What is a change in scope?
In general, the Principal Investigator (PI) may make changes in the methodology, approach or other aspects of the project objectives. However, the grantee must obtain prior approval from NIH for changes in scope, direction, type of training or other areas that constitute a significant change from the aims, objectives or purposes of the approved project. The grantee must make the initial determination of the significance of a change and should consult with the Grants Management Officer (GMO) as necessary. Please read the Notice of Grant Award to determine if any restrictions or conditions have been placed on the award.
Certain actions in the following list always require NIH prior approval under the circumstances specified. Actions that are likely to be considered a change in scope include, but are not limited to:
- Change in the specific aims approved at the time of award.
- Substitution of one animal model for another.
- Any change from the approved use of animals or human subjects.
- Any addition or change in the involvement of human subjects that would result in changing the human subjects or clinical trial designation of the award.
- Shifting the research emphasis from one disease area to another.
- A clinical hold by Food and Drug Administration (FDA) under a study involving an IND or an IDE.
- Applying a new technology, e.g., changing assays from those approved to a different type of assay.

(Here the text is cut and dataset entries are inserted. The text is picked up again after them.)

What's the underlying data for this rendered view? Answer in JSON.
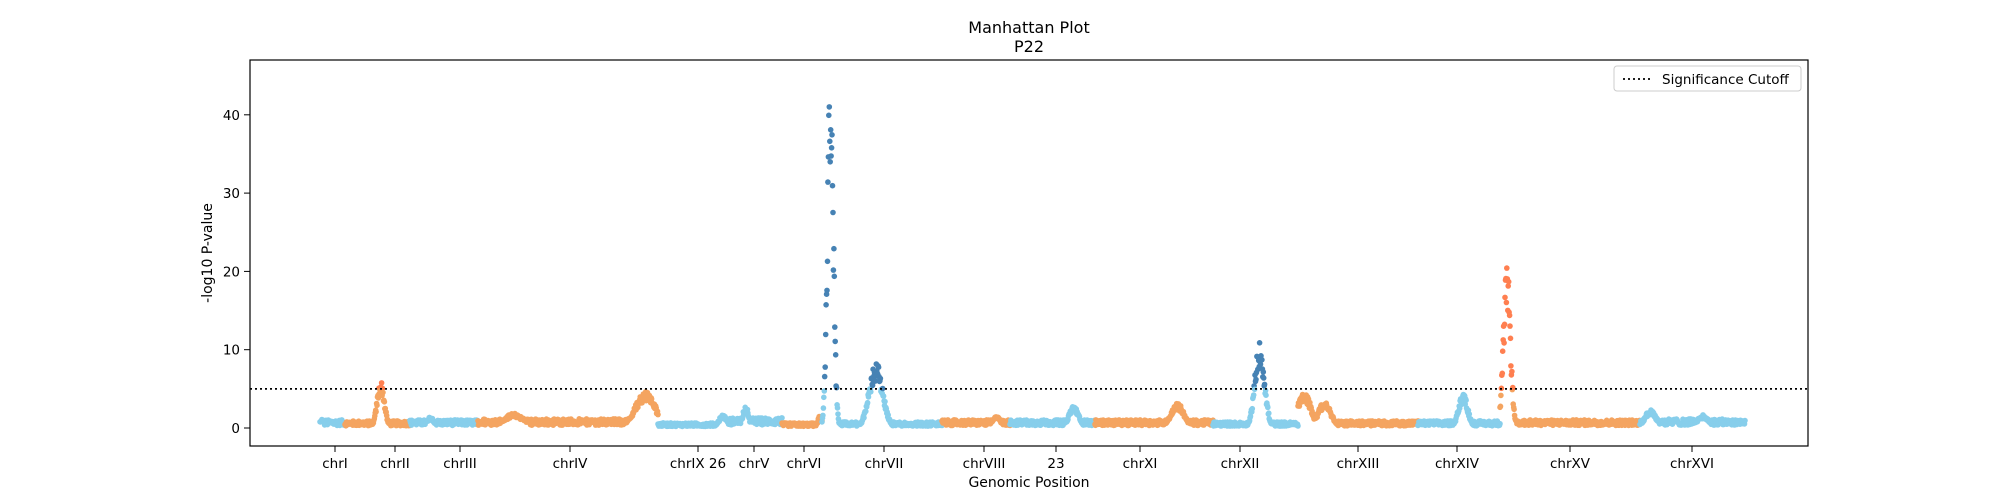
{
  "chart_data": {
    "type": "scatter",
    "title": "Manhattan Plot",
    "subtitle": "P22",
    "xlabel": "Genomic Position",
    "ylabel": "-log10 P-value",
    "ylim": [
      -2.3,
      47.0
    ],
    "yticks": [
      0,
      10,
      20,
      30,
      40
    ],
    "grid": false,
    "legend": {
      "position": "top-right",
      "entries": [
        "Significance Cutoff"
      ]
    },
    "significance_cutoff": 5.0,
    "colors": {
      "sky": "#87ceeb",
      "sandy": "#f4a460",
      "steel_significant": "#4682b4",
      "coral_significant": "#ff7f50",
      "cutoff_line": "#000000"
    },
    "chromosomes": [
      {
        "label": "chrI",
        "color": "sky",
        "base": 0.8,
        "peaks": [
          [
            0.1,
            1.2
          ]
        ]
      },
      {
        "label": "chrII",
        "color": "sandy",
        "base": 0.7,
        "peaks": [
          [
            0.55,
            5.8
          ]
        ]
      },
      {
        "label": "chrIII",
        "color": "sky",
        "base": 0.8,
        "peaks": [
          [
            0.3,
            1.4
          ]
        ]
      },
      {
        "label": "chrIV",
        "color": "sandy",
        "base": 0.9,
        "peaks": [
          [
            0.2,
            1.8
          ],
          [
            0.93,
            4.5
          ]
        ]
      },
      {
        "label": "chrIX 26",
        "color": "sky",
        "base": 0.5,
        "peaks": [
          [
            0.9,
            1.6
          ]
        ]
      },
      {
        "label": "chrV",
        "color": "sky",
        "base": 1.0,
        "peaks": [
          [
            0.3,
            2.8
          ]
        ]
      },
      {
        "label": "chrVI",
        "color": "sandy",
        "base": 0.5,
        "peaks": [
          [
            0.95,
            1.5
          ]
        ]
      },
      {
        "label": "chrVII",
        "color": "sky",
        "base": 0.6,
        "peaks": [
          [
            0.07,
            44.5
          ],
          [
            0.45,
            8.0
          ]
        ]
      },
      {
        "label": "chrVIII",
        "color": "sandy",
        "base": 0.8,
        "peaks": [
          [
            0.8,
            1.5
          ]
        ]
      },
      {
        "label": "23",
        "color": "sky",
        "base": 0.8,
        "peaks": [
          [
            0.75,
            2.8
          ]
        ]
      },
      {
        "label": "chrXI",
        "color": "sandy",
        "base": 0.8,
        "peaks": [
          [
            0.7,
            3.0
          ]
        ]
      },
      {
        "label": "chrXII",
        "color": "sky",
        "base": 0.6,
        "peaks": [
          [
            0.55,
            10.5
          ]
        ]
      },
      {
        "label": "chrXIII",
        "color": "sandy",
        "base": 0.7,
        "peaks": [
          [
            0.05,
            4.5
          ],
          [
            0.22,
            3.2
          ]
        ]
      },
      {
        "label": "chrXIV",
        "color": "sky",
        "base": 0.7,
        "peaks": [
          [
            0.55,
            4.2
          ]
        ]
      },
      {
        "label": "chrXV",
        "color": "sandy",
        "base": 0.8,
        "peaks": [
          [
            0.05,
            20.0
          ]
        ]
      },
      {
        "label": "chrXVI",
        "color": "sky",
        "base": 0.9,
        "peaks": [
          [
            0.1,
            2.2
          ],
          [
            0.6,
            1.6
          ]
        ]
      }
    ]
  }
}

- Transferring the performance of substantive programmatic work to a third party through a consortium agreement, by contract or any other means. Note: If the third party is a foreign component, this action always requires prior approval.
- Change in key personnel.
- Significant rebudgeting, whether or not the particular expenditure(s) require prior approval. Significant rebudgeting occurs when expenditures in a single direct cost budget category deviate (increase or decrease) from the categorical commitment level established for the budget period by more than 25 percent of the total costs awarded.
- Incurrence of patient care costs if not previously approved by NIH, or if a grantee desires to rebudget additional funds into or rebudget funds out of the patient care category.
- Purchasing a unit of equipment exceeding $25,000.
What should a grantee do if there is a change in scope?
All requests for NIH awarding IC prior approval must be made in writing (including submission by email) to the GMO no later than 30 days before the proposed change, and signed by the AOR. If the request is emailed, it must provide evidence of the AOR’s approval. To request approval to make a change in scope, the grantee should:
Prepare a letter, signed by the institutional business official, that provides the reason and rationale for the change and addresses any budgetary impact to the grant or cooperative agreement. The request must clearly identify the complete grant number.
While the PD/PI signature is no longer required as part of the submission to NIH, the recipient must secure and retain such a signature for each prior approval request and make it available to NIH or other authorized DHHS or Federal officials upon request. When multiple PD/PIs are recognized for a particular grant, this requirement applies to all PD/PIs.
Include in the letter revised budget pages and other supporting documentation as appropriate (e.g. biosketches/other support, revised aims or program plan, or human and animal subjects protection information).
Send the letter to the appropriate grants and program staff at the Institute or Center (IC) that issued the award (such as Fogarty staff for grants issued from Fogarty International Center).
Failure to obtain required prior approval from the appropriate awarding IC may result in the disallowance of costs, termination of the award, or other enforcement action within NIH's authority.
The GMO will review the request and provide a response to the AOR indicating the final disposition of the request, with copies to the PD/PI and to the cognizant NIH PO. Only responses provided by the GMO are considered valid. Recipients that proceed on the basis of actions by unauthorized officials do so at their own risk, and NIH is not bound by such responses.